Comment 16 Richard Biener 2012-01-20 15:46:40 UTC
(In reply to comment #15)
> Created attachment 26395 [details]
> other candidate patch
> 
> I'm testing the following patch instead, which avoids changing access types
> for all-scalar across-link propagations (we're going to create proper V_C_Es
> later).  I also remove the fancy code that tries to avoid adding V_C_Es,
> it looks it will cause more trouble than missed-optimizations.
> 
> That way we completely avoid needing to care for alignment at that particular
> places.  Whether the aggregate copy across-link propagation is affected in
> a similar way remains to be seen.
> 
> I'll see if I run into the same issue as you and investigate that.

gcc.dg/torture/pr47228.c shows that we rely on the build-ref-for-model
path in sra_modify_assign as we scalarize

struct S4
{
  unsigned f0:24;
} __attribute__((__packed__));

to unsigned int : 24, which is of different size, so we refuse to
VIEW_CONVERT the SImode register to BLKmode.  I'm not entirely sure
what's the best cause of action here, but certainly either detecting
the size-mismatch issue at analysis phase or papering over the issue
with build-ref-for-model (which might not always suceed?!).
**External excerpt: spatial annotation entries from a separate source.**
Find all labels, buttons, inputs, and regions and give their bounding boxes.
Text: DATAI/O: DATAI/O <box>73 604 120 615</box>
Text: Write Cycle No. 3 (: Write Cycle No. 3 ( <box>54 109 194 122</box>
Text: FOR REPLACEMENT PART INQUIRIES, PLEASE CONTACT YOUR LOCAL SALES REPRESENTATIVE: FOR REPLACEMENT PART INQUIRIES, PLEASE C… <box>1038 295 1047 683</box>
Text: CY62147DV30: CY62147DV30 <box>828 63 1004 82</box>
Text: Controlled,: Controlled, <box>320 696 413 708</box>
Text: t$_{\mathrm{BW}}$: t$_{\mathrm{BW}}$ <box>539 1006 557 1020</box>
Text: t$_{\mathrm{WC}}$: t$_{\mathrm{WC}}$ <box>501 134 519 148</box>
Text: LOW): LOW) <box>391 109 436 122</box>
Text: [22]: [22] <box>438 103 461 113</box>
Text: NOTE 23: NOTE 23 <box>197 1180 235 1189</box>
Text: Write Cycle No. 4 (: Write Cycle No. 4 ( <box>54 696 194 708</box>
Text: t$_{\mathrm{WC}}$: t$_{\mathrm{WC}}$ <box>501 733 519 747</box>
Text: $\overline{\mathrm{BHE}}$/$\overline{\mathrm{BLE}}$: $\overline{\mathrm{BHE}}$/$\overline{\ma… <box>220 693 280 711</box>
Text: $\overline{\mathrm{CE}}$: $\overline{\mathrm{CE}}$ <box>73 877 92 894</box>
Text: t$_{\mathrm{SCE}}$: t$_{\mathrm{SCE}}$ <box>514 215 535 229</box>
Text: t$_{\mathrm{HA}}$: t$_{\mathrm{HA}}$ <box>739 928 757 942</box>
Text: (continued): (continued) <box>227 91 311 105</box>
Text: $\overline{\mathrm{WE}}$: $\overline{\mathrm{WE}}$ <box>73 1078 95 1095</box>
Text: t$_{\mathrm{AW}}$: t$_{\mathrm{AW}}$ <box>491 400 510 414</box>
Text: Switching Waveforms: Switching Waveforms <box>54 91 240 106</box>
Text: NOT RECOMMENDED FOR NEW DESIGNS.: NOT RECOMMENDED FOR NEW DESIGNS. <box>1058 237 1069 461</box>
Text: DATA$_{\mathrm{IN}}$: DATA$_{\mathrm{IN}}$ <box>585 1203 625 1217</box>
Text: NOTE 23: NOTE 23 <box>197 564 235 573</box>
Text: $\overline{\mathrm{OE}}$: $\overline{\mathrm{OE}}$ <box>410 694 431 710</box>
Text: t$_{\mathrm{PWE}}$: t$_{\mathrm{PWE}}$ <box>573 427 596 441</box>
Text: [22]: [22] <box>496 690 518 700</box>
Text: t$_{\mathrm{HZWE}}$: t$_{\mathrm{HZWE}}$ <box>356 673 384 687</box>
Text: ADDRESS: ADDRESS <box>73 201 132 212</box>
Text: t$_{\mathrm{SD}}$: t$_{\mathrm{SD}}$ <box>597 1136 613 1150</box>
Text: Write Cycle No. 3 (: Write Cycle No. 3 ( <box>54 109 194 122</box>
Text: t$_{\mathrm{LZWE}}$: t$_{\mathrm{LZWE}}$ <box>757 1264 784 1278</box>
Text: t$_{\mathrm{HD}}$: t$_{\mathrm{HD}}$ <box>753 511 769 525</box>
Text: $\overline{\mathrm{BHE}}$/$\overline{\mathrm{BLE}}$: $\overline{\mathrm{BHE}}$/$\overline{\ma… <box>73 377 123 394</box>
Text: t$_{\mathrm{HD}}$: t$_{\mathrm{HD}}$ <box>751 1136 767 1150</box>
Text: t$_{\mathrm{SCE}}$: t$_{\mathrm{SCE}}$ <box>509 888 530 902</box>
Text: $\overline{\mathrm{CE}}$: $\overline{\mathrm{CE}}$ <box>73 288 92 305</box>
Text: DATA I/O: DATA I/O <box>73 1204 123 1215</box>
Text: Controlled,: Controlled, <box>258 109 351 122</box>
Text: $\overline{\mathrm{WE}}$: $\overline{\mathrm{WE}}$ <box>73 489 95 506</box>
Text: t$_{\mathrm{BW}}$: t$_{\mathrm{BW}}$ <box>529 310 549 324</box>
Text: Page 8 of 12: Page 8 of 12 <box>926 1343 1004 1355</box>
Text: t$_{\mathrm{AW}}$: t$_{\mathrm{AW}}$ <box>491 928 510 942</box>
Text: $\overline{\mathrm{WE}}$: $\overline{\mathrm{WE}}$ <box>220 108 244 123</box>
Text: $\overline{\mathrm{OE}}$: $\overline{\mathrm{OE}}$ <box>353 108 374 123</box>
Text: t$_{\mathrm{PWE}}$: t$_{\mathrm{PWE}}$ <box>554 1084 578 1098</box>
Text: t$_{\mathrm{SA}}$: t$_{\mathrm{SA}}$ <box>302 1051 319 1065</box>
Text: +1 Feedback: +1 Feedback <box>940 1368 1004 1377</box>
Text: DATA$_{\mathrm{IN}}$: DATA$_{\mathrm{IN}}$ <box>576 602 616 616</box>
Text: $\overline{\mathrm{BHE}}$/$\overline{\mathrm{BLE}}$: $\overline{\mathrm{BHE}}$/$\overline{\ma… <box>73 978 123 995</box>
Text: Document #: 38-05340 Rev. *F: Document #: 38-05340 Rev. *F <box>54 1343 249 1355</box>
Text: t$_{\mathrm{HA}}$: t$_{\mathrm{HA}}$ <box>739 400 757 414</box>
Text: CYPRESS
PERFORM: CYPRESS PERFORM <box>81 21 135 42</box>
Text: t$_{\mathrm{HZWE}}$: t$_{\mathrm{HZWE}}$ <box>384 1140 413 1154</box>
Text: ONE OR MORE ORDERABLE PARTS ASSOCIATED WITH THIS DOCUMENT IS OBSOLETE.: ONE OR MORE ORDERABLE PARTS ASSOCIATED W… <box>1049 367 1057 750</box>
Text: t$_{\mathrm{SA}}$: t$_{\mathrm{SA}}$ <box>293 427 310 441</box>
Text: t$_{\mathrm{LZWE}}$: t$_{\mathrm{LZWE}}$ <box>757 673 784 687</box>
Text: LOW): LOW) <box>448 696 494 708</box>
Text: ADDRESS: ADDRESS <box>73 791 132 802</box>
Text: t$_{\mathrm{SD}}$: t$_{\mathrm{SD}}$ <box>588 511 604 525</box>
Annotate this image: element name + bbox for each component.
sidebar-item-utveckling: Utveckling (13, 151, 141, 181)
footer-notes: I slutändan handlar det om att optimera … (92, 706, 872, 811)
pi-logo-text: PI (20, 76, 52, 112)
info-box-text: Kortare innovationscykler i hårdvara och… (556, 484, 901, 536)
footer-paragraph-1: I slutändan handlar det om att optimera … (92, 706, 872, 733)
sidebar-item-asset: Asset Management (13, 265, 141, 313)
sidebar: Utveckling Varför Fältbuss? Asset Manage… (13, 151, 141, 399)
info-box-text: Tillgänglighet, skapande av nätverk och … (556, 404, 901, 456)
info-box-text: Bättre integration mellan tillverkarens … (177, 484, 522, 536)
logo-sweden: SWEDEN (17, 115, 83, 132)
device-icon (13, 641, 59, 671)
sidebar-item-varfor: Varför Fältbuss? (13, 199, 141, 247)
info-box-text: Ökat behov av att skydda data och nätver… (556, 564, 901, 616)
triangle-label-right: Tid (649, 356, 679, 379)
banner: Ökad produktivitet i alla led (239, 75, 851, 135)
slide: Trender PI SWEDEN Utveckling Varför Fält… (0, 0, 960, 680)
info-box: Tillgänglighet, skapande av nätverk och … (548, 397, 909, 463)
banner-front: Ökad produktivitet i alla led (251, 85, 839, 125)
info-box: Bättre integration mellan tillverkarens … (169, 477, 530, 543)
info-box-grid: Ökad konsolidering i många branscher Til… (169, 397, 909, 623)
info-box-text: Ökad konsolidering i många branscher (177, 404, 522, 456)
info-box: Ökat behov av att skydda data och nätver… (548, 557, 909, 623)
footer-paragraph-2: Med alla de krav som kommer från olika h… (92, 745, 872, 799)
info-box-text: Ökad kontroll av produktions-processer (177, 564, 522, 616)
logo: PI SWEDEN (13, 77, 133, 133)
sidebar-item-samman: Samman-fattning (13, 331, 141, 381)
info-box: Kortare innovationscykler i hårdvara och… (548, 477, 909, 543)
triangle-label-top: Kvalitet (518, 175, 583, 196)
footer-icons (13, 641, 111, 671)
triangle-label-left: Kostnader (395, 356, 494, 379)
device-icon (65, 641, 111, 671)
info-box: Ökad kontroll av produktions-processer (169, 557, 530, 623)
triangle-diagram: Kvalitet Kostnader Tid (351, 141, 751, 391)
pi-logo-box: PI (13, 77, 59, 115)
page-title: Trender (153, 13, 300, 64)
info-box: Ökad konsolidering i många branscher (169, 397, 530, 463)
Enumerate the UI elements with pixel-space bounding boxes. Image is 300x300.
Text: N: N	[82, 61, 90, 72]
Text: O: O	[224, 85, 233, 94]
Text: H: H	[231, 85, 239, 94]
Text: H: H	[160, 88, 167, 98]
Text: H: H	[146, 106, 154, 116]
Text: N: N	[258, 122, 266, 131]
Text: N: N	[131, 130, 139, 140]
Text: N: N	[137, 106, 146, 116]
Other FAILs this patch causes are

Running target unix/
FAIL: gcc.dg/tree-ssa/pr45144.c scan-tree-dump optimized " = VIEW_CONVERT_EXPR<u
nsigned int>\\(a\\);"

Running target unix/-m32
FAIL: gcc.dg/torture/pr45678-2.c  -Os  execution test
FAIL: gcc.dg/tree-ssa/pr45144.c scan-tree-dump optimized " = VIEW_CONVERT_EXPR<u
nsigned int>\\(a\\);"

Running target unix/
FAIL: 20_util/hash/chi2_quality.cc execution test
FAIL: 23_containers/forward_list/capacity/resize_size.cc execution test
FAIL: 23_containers/forward_list/modifiers/2.cc execution test
FAIL: 23_containers/list/operations/3.cc execution test
FAIL: 23_containers/list/operations/3_c++0x.cc execution test
FAIL: ext/pb_ds/example/basic_map.cc execution test
FAIL: ext/pb_ds/example/basic_multiset.cc execution test
FAIL: ext/pb_ds/example/basic_set.cc execution test
FAIL: ext/pb_ds/example/erase_if.cc execution test
FAIL: ext/pb_ds/example/tree_intervals.cc execution test
FAIL: ext/pb_ds/example/tree_join.cc execution test
FAIL: ext/pb_ds/example/tree_order_statistics.cc execution test
FAIL: ext/pb_ds/regression/associative_containers.cc execution test
FAIL: ext/pb_ds/regression/tree_map_rand.cc execution test
FAIL: ext/pb_ds/regression/tree_set_rand.cc execution test

Running target unix//-m32
FAIL: 23_containers/list/operations/3_c++0x.cc execution test
FAIL: 25_algorithms/nth_element/2.cc execution test

I'm going to test the two parts of the patch separately now.
Comment 17 Richard Biener 2012-01-27 14:54:44 UTC
Author: rguenth
Date: Fri Jan 27 14:54:37 2012
New Revision: 183629

URL: http://gcc.gnu.org/viewcvs?root=gcc&view=rev&rev=183629
Log:
2012-01-27  Richard Guenther  <rguenther@suse.de>

	PR tree-optimization/50444
	* expr.c (mem_ref_refers_to_non_mem_p): New function.
	(expand_assignment): Use it.  Properly handle misaligned
	bases when expanding stores to component references.
	(expand_expr_real_1): Use mem_ref_refers_to_non_mem_p and
	refactor that case.

Modified:
    trunk/gcc/ChangeLog
    trunk/gcc/expr.c
Comment 18 Richard Biener 2012-01-27 14:57:04 UTC
Author: rguenth
Date: Fri Jan 27 14:56:54 2012
New Revision: 183630

URL: http://gcc.gnu.org/viewcvs?root=gcc&view=rev&rev=183630
Log:
2012-01-27  Richard Guenther  <rguenther@suse.de>

	PR tree-optimization/50444
	* tree-sra.c (build_ref_for_offset): Properly adjust the
	MEM_REF type for unaligned accesses.

	* gcc.dg/torture/pr50444.c: New testcase.

Added:
    trunk/gcc/testsuite/gcc.dg/torture/pr50444.c
Modified:
    trunk/gcc/ChangeLog
    trunk/gcc/testsuite/ChangeLog
    trunk/gcc/tree-sra.c
Comment 19 Richard Biener 2012-01-27 15:00:49 UTC
Fixed on trunk.
Comment 20 Jakub Jelinek 2012-03-01 14:38:33 UTC
GCC 4.6.3 is being released.
Comment 21 Jakub Jelinek 2013-04-12 16:17:41 UTC
The 4.6 branch has been closed, fixed in GCC 4.7.0.